I set the arrangement on the dresser, and felt sad that his only other flowers were more pathetic than mine.
"There's a chair right there if you can sit for a minute."
"How are you feeling?" I asked. He was pale and thinner, and his eyes looked weak as he stared out the window at a lovely fall day.
"Well, I'm just trying to go with the flow, like they say," he said.

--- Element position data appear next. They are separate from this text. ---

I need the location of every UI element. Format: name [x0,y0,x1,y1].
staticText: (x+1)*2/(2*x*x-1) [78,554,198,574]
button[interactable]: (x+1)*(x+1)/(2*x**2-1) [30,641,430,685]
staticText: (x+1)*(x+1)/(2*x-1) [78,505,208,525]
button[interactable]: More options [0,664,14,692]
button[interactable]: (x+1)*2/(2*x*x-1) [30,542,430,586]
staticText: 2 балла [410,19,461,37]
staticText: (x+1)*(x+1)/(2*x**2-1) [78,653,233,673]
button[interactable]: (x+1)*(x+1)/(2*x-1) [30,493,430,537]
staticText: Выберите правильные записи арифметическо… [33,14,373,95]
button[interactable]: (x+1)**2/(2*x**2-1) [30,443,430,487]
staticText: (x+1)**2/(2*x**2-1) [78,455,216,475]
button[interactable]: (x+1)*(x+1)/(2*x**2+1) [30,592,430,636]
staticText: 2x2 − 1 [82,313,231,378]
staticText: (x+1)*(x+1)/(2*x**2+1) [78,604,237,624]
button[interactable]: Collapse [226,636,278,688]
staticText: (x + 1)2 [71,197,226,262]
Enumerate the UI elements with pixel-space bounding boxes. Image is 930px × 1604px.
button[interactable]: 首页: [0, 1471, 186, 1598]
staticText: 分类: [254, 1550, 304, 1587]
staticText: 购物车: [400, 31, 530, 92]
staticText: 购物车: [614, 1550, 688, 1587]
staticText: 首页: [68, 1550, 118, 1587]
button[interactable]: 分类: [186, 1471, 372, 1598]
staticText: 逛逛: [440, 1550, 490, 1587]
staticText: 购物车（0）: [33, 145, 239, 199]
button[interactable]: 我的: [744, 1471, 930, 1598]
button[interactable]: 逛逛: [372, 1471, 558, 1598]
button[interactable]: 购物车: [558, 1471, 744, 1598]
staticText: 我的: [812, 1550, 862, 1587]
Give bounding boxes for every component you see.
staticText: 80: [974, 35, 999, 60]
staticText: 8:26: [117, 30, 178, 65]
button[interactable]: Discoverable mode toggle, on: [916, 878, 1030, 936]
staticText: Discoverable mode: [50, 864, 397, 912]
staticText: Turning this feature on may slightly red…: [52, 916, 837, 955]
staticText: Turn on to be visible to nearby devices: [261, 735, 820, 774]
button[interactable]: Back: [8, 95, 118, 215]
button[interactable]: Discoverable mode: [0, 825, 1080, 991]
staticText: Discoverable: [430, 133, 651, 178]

"It's hard to know what's around the corner, but I'm thinking about fishing and the woodworking I like to do. You know, I've been wanting for years to build a little cabin someplace. And I like to whittle walking sticks from basswood."
"Detective Mote," I said hesitantly, for I did not want to upset him, "has anyone from your department come to visit?"
"Why sure," he answered as he continued staring out at a stunning blue sky.
"A couple fellas have dropped by or else called."
"How do you feel about what's going on in the Steiner investigation?"
"Not too good."
"Why?"
"Well, I'm not there, for one thing. For another, it seems like everybody's riding off in his own direction. I'm worried about it some."
"You've been involved in the case from the start," I said.
"You must have known Max Ferguson pretty well."
"I guess not as well as I thought."
"Are you aware that he's a suspect?"
"I know it. I know all about it." The sun through the window made his eyes so pale they seemed made of water. He blinked several times and dabbed tears caused by bright light or emotion. He talked some more.
"I also know they're looking hard at Creed Lindsey, and you know it's sort of a shame for either of'em."
"In what way?" I asked.
"Well, now. Dr. Scarpetta, Max ain't exactly here to defend himself."
"No, he isn't," I agreed.
"And Creed couldn't begin to know how to defend himself, even if he was here."
"Where is he?"
"I hear he's run off someplace, not that it's the first time. He done the same thing when that little boy was run over and killed. Everybody thought Creed was guiltier than sin. So he disappeared and turned up again like a bad penny. Now and again he just goes off to what they used to call Colored Town and drinks himself into a hole."